Republic of the Philippines
SUPREME COURT
Manila
EN BANC
G.R. No. 21414 September 13, 1924
RAMON ZARAGOZA, plaintiff-appellee,
vs.
VICTOR ALFONSO, as treasurer of the City of Manila, defendant-appellant.
City Fiscals Revilla and Guevara for appellant.
Feria and La O for appellee.
JOHNSON, J.:
This action was commenced in the Court of First Instance of the City of Manila on or about the 25th day of October, 1922. Its purpose was to recover of the defendant the sum of P2,029.50, which the former had paid to the latter as a license fee under Ordinance No. 301 of the City of Manila, which sum was paid under protest. The license fee was required by the City of Manila for the construction of an arcade on a building located at Nos. 242-432 Rizal Avenue, in the district of Santa Cruz of the City of Manila. The said sum was paid on the 4th day of October, 1917. But the present action was not commenced until the 25th day of October, 1922, and not then, until the Supreme Court had decided on the 21st day of February, 1922, in the case of Cuunjeing vs. Patstone (42 Phil., 818), that said Ordinance No. 301 was illegal, null, and void.
The defendant interposed a general and special denial. In his general defense he denied each and all of the allegations of the complaint. In his special defense he alleged that the plaintiff had paid said sum voluntarily and spontaneously. Upon the issue thus presented, the Honorable Simplicio del Rosario, judge, after hearing the respective parties, decided: (a) That the plaintiff had paid said sum under protest, and (b) that his right to maintain the present action had not prescribed, and rendered a judgment in favor of the plaintiff and against the defendant for the sum of P2,029.50, without any finding as to costs. From that judgment the defendant appealed.
The question presented by the appellant is whether or not the payment of a license fee, under a simple protest of record, amounts to an involuntary payment, in this jurisdiction, which will justify an action to recover the same. It was proved during the trial that the payment in question was made under protest of record. While there is much conflict in the authorities upon what amounts to a voluntary or involuntary payment of money, as will be seen from the citation of authorities by the appellant and appellee, yet in this jurisdiction the rule has been established for many years, that, where an entity of the Government, without legal right, has demanded of a taxpayer the payment of an alleged tax, the taxpayer may pay the tax under protest of record and sue for the recovery thereof. It is reasonable that a man who denies the legality of a tax should have a clear and certain remedy.
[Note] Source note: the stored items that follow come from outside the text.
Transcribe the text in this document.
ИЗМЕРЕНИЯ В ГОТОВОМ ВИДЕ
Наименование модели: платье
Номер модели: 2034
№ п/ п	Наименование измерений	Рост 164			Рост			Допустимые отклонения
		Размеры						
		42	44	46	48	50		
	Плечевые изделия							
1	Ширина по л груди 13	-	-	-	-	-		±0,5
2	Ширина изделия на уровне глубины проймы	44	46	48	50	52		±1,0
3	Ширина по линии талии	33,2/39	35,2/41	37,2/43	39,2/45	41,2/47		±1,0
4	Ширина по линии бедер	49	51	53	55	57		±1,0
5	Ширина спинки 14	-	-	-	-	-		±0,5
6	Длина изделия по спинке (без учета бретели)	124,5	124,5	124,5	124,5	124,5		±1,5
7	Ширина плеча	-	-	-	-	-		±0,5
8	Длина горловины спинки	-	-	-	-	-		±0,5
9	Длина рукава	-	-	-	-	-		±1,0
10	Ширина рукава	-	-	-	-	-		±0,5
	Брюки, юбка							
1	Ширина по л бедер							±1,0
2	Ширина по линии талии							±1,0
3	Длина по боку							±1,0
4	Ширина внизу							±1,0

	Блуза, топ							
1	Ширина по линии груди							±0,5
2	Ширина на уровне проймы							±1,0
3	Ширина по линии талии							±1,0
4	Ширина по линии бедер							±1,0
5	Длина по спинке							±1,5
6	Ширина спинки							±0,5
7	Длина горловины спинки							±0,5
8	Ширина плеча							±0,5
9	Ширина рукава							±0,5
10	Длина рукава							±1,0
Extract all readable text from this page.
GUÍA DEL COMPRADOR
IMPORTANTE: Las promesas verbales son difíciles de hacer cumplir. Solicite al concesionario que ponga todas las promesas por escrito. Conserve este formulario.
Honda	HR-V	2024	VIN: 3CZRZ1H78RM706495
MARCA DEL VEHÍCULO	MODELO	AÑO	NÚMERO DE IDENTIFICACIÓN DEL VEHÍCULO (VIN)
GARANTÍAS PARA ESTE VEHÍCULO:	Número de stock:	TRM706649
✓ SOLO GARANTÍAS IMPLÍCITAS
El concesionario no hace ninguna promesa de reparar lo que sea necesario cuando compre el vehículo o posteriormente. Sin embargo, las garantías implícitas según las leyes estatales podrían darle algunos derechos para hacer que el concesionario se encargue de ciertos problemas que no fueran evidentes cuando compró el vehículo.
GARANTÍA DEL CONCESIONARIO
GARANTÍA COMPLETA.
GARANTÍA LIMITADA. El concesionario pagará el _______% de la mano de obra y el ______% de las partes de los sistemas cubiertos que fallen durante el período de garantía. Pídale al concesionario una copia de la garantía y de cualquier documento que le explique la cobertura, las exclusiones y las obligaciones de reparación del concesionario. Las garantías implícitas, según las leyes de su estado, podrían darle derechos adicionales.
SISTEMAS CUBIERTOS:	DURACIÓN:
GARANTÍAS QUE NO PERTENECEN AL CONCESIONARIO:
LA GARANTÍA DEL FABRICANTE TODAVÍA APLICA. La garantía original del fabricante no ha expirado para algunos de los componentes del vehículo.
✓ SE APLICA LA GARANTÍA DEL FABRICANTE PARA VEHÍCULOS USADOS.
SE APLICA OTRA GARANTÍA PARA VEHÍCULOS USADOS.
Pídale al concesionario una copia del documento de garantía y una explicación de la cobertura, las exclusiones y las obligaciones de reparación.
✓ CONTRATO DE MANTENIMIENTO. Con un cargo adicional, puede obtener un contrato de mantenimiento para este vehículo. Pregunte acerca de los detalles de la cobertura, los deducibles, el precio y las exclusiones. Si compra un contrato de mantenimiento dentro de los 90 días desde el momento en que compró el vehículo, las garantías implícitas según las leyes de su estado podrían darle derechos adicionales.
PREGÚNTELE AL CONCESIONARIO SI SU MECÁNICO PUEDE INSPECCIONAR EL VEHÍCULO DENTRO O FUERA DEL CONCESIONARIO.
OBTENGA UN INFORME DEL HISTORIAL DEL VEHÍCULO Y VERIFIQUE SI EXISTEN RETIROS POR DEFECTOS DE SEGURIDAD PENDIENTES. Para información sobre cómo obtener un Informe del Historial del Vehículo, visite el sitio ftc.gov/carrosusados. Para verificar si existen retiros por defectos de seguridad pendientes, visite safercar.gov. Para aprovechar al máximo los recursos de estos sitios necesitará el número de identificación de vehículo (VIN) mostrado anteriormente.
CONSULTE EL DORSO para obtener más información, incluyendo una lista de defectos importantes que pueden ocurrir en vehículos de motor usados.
The rule being established that, apart from special circumstances, he cannot interfere by injunction with the state's collection of its revenues, an action at law to recover back what he has paid is the alternative left; and where, as is common, the State has a summary remedy — such as distress — and the party indicates by protest that he is yielding to what he cannot prevent, courts have been a little too slow to recognize the implied duress under which the payment is made. Where a citizen by refusing to pay an illegal tax is put at a serious disadvantage in the assertion of his legal rights with respect to such tax, justice requires that he should be at liberty to avoid that disadvantage by paying the tax and bringing suit for its recovery. (Ayala de Roxas vs. City of Manila, 27 Phil., 336; Viuda e Hijos de Pedro P. Roxas vs. Rafferty, 37 Phil., 957.)
Inasmuch as a rule has been established for years in this jurisdiction that a mere protest of record against the payment of an illegal demand, is sufficient to constitute an involuntary payment, and justifies an action for its recovery we find no reason for invoking the doctrine announced in other jurisdictions. Inasmuch as the money in the present case was paid under protest of record, it was paid involuntarily, and the payor is entitled to bring an action for its recovery any time before the same is barred by the statutes of limitations.
In view of all of the foregoing, we are of the opinion, and so decide, that the judgment of the lower court should be and is hereby affirmed. And without any finding as to costs, it is so ordered.
Street, Malcolm, Avanceña, Villamor, Ostrand and Romualdez, JJ., concur.